DocumentCloud and the Overview Project

DocumentCloud is an exciting project created with funding from The Knight Foundation (below from the FAQ):

DocumentCloud is both a repository of primary source documents and a tool for document-based investigative reporting. Think of the repository as a card catalog for primary source documents. We’re building tools that accelerate the work of reporters who need to make sense of large sets of documents. (You can use it on small sets, too.)

The software in use by DocumentCloud is available for use by others (see and the software and service of DocumentCloud is being used in other applications, like Overview (below from the About page):

Overview is an open-source tool to help journalists find stories in large amounts of data, by cleaning, visualizing and interactively exploring large document and data sets. Whether from government transparency initiatives, leaks or Freedom of Information requests, journalists are drowning in more documents than they can ever hope to read.

There are good tools for searching within large document sets for names and keywords, but that doesn’t help find stories we’re not looking for.
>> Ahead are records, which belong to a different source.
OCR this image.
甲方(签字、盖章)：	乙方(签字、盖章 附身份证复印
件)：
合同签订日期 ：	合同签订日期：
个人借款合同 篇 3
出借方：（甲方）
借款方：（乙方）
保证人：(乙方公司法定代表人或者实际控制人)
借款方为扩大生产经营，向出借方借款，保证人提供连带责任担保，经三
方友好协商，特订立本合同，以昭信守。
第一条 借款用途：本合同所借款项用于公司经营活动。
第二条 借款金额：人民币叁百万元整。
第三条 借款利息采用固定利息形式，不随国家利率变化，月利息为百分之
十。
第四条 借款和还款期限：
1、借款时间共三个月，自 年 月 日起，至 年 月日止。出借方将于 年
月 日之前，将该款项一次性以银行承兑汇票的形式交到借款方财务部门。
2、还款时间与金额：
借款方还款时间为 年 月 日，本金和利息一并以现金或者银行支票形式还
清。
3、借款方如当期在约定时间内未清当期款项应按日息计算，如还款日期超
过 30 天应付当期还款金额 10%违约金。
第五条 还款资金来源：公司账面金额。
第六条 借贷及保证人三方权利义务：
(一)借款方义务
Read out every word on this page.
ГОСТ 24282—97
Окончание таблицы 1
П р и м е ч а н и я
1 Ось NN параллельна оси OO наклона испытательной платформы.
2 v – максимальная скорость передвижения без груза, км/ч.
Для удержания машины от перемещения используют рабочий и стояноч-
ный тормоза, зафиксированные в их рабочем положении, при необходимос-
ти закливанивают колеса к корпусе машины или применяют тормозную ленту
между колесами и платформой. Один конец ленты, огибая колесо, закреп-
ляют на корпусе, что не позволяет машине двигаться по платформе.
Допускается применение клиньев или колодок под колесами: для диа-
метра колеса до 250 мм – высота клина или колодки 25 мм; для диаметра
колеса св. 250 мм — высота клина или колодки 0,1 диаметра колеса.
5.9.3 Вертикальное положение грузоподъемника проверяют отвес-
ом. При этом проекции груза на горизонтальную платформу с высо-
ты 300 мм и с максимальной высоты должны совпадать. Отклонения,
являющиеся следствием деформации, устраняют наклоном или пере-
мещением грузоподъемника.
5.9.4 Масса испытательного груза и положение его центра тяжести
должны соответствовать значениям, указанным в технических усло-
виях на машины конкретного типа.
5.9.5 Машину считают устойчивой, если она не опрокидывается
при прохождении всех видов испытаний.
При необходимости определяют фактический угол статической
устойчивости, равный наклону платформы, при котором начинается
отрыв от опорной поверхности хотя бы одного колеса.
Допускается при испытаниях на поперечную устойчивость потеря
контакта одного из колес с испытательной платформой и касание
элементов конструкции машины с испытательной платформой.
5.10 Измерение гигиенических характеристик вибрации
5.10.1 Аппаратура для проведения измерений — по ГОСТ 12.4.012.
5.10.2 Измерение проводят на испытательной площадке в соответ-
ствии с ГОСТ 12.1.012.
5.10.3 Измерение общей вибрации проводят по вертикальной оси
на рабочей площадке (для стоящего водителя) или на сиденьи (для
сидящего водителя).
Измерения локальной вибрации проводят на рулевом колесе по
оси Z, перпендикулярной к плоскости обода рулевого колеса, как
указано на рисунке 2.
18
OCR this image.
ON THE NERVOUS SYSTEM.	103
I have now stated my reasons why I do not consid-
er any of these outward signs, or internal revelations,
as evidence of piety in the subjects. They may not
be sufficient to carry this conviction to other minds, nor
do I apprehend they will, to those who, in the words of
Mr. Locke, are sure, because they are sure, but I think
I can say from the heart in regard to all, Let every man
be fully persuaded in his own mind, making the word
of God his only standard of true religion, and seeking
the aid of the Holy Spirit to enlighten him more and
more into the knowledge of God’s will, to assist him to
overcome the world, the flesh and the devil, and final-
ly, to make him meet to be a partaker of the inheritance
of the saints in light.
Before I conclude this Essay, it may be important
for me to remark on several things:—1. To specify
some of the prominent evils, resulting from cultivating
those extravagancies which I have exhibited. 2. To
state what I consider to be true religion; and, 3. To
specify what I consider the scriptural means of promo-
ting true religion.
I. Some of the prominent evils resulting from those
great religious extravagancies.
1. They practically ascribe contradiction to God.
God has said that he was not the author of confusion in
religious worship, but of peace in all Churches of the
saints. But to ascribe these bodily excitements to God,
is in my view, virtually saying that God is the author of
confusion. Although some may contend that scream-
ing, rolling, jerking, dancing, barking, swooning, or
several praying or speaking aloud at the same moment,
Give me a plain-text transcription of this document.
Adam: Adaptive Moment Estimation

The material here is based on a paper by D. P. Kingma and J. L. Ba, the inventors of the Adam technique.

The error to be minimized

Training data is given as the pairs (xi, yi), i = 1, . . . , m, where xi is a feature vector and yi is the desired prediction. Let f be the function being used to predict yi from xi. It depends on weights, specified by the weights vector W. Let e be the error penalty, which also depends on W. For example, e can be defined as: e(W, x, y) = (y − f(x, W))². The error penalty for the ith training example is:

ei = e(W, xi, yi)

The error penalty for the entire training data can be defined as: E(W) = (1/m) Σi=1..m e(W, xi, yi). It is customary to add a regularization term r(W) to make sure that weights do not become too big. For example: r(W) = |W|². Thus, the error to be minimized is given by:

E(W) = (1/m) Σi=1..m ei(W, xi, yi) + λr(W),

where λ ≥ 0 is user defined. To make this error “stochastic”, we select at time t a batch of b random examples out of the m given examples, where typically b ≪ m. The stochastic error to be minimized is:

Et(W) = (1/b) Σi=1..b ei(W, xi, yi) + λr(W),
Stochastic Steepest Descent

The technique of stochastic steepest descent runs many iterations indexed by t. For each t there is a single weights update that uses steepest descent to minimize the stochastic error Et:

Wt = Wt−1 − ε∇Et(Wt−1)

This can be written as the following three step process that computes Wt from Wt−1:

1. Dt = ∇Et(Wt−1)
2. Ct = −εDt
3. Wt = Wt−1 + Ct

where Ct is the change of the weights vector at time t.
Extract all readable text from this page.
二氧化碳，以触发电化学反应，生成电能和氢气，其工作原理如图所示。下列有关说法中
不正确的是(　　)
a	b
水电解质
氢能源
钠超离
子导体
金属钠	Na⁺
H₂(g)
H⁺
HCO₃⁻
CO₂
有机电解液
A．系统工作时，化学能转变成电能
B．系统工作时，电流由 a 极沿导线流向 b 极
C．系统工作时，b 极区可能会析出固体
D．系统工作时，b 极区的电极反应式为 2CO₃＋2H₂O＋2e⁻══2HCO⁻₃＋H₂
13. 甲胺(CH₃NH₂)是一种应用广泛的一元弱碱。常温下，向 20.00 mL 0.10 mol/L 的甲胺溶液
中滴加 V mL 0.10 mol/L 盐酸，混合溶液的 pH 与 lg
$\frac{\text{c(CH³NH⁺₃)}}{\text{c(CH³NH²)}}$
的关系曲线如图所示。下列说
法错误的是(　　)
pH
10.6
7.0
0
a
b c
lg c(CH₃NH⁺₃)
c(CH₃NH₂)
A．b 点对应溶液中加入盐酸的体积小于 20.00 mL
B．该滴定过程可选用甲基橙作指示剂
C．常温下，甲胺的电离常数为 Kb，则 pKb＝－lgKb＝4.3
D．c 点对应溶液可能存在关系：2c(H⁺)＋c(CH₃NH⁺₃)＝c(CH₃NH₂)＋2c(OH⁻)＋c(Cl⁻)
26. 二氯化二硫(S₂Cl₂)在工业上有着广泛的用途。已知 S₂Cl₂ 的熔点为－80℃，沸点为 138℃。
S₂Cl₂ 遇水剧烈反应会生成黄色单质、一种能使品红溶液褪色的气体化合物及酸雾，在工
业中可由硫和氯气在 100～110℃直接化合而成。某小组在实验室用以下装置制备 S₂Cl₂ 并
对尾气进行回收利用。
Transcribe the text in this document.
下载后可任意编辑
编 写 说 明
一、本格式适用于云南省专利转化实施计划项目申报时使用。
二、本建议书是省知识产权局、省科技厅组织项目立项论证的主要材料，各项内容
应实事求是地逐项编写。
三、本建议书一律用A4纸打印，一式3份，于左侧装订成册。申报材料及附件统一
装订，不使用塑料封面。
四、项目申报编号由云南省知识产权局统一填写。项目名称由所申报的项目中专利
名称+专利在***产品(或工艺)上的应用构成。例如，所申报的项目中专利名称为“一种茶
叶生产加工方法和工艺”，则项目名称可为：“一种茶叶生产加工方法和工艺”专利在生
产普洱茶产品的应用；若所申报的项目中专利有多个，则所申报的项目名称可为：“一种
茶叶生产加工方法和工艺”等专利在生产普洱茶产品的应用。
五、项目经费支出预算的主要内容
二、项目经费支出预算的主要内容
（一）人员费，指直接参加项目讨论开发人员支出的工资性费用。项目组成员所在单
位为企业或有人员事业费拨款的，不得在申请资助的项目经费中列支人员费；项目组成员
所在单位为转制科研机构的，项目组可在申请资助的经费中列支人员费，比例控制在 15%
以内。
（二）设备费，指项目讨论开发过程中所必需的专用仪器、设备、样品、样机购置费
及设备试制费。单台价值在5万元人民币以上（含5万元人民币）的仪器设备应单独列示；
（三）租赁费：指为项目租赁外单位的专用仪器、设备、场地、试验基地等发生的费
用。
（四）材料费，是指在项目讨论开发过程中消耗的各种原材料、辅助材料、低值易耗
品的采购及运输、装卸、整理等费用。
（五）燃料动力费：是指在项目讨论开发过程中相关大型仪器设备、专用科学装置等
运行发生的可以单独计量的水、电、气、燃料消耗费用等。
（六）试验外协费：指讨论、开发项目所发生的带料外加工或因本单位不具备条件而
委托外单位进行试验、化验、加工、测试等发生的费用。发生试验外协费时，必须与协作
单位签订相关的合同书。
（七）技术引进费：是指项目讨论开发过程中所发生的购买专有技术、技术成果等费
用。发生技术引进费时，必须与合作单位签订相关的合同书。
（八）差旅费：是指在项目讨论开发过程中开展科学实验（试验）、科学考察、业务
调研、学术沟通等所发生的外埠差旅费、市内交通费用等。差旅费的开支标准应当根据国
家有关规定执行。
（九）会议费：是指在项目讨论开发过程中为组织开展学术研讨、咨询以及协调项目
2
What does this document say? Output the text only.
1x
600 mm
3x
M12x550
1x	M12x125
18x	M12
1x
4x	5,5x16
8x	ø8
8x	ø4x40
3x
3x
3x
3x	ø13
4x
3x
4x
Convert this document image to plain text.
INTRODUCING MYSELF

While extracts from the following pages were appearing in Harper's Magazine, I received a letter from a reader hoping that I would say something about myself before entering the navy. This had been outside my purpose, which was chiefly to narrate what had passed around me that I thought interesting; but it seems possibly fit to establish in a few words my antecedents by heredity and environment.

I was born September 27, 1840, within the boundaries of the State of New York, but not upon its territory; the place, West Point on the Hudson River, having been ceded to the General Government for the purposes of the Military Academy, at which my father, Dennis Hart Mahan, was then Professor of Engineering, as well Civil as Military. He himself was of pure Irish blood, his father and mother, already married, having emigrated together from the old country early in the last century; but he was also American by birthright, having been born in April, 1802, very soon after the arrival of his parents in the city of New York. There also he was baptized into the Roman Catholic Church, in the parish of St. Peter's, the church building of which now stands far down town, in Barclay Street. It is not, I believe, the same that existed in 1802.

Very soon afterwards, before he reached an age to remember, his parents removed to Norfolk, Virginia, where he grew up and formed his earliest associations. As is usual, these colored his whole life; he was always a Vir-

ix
Overview will display relationships among topics, people, places and dates to help journalists to answer the question, “What’s in there?”

We’re building an interactive system where computers do the visualization, while a human guides the exploration. We will also produce documentation and training to help people learn how to use this system. The goal is to make this capability available to anyone who needs it.

With Overview also funded by the Knight Foundation and the AP, both projects specifically focus on journalists. The technologies and functionality are applicable for all fields, so it’s extremely exciting to see these new tools and the new work that they and others could enable.